Characterization of methyl mercury in dental wastewater and correlation with sulfate-reducing bacterial DNA.

Dental wastewater (DWW) was collected over two months from a 12-chair clinic and a single-chair office to identify conditions that may affect Hg methylation. DWW was settled for 24 h and samples were collected from the top and bottom of the supernatant to simulate a range of particles that may escape in-line traps. Total Hg spanned 5 orders of magnitude (0.02-5000 microM), following a log-normal distribution with p10, p50, and p90 concentration values of 0.24, 31 and 4000 microM, respectively; typically well in excess of free aqueous Hg solubility. Methyl Hg was present in high levels (2-270 nM), also following a log-normal distribution with p10, p50, and p90 concentration values of 2.8, 17, and 100 nM, respectively. There were no statistically significant differences (90% CI) in p50 methyl Hg or total Hg between the clinic and office. Methyl Hg was predicted from total Hg data by (+/- 95% CI): Log (Me-Hg) = 0.33 (+/- 0.06) x Log (T-Hg) - 2.27 (+/- 0.13).
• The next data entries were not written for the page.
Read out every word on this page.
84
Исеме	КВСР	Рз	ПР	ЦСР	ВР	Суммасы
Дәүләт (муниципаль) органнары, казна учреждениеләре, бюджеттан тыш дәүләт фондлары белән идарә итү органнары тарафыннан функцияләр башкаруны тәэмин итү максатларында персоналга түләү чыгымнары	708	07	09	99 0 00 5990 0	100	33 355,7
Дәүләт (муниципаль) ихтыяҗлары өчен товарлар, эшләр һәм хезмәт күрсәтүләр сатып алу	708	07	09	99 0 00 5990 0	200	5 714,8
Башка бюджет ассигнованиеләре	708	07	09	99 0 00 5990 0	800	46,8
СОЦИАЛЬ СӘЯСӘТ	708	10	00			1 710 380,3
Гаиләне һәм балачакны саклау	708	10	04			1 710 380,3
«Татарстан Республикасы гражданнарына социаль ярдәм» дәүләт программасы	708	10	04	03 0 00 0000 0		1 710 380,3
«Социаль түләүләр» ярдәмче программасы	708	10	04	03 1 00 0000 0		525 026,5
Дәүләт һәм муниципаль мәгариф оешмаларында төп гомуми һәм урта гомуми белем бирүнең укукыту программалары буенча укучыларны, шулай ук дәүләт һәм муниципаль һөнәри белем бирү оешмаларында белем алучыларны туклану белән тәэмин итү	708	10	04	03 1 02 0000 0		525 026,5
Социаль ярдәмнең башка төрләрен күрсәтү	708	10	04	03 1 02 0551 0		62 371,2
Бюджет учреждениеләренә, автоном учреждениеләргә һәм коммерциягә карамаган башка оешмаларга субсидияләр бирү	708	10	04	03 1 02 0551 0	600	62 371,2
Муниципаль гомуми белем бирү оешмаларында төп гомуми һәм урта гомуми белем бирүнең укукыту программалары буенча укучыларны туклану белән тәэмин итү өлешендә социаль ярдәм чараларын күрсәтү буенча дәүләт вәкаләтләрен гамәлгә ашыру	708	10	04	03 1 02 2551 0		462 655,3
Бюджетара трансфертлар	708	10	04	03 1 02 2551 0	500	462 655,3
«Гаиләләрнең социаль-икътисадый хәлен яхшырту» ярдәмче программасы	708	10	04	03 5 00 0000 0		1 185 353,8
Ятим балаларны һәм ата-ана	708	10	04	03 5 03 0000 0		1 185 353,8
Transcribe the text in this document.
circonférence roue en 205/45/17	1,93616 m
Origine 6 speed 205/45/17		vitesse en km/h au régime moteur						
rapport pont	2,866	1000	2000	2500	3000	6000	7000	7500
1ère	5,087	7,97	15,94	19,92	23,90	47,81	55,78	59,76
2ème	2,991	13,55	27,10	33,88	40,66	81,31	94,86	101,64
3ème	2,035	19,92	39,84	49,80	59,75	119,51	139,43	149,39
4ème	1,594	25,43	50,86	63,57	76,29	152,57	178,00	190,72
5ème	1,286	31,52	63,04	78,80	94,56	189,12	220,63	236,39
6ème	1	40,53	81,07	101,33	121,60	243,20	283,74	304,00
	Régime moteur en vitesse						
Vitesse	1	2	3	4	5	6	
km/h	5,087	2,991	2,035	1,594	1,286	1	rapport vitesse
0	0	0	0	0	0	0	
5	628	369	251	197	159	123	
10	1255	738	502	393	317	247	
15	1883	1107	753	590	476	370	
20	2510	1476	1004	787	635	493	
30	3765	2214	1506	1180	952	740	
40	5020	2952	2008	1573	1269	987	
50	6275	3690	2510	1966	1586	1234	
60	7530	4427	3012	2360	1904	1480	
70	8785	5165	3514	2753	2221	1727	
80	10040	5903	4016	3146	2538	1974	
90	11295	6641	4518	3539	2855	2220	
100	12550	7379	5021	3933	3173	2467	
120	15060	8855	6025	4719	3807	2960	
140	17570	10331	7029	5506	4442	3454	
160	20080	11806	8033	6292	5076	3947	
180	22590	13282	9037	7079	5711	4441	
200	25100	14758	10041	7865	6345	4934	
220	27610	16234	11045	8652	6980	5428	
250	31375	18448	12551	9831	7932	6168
Total methyl Hg from DWW to U.S. wastewater collection systems is estimated to be 2-5 kg yr(-1). Equilibrium speciation modeling predicted that DWW Hg was primarily in sulfide-Hg complexes, except at high total Hg levels where organo-Hg complexes become significant. DNA extracts amplified by quantitative polymerase chain reaction with primers for total eubacteria and sulfate-reducing bacteria (SRB) indicated that the total eubacterial DNA was composed primarily of SRB, and highly significant correlations were found between methyl Hg and both amplified Desulfobacteraceae (p < 0.0001) and Desulfovibrionacaea DNA (p < 0.00001). Both are known Hg methylators. In marked contrast, there was no significant correlation between methyl Hg and amplified Desulfobulbus DNA, a genus generally not known to methylate Hg at high rates. These results strongly suggest that SRB are implicated in DWW Hg methylation.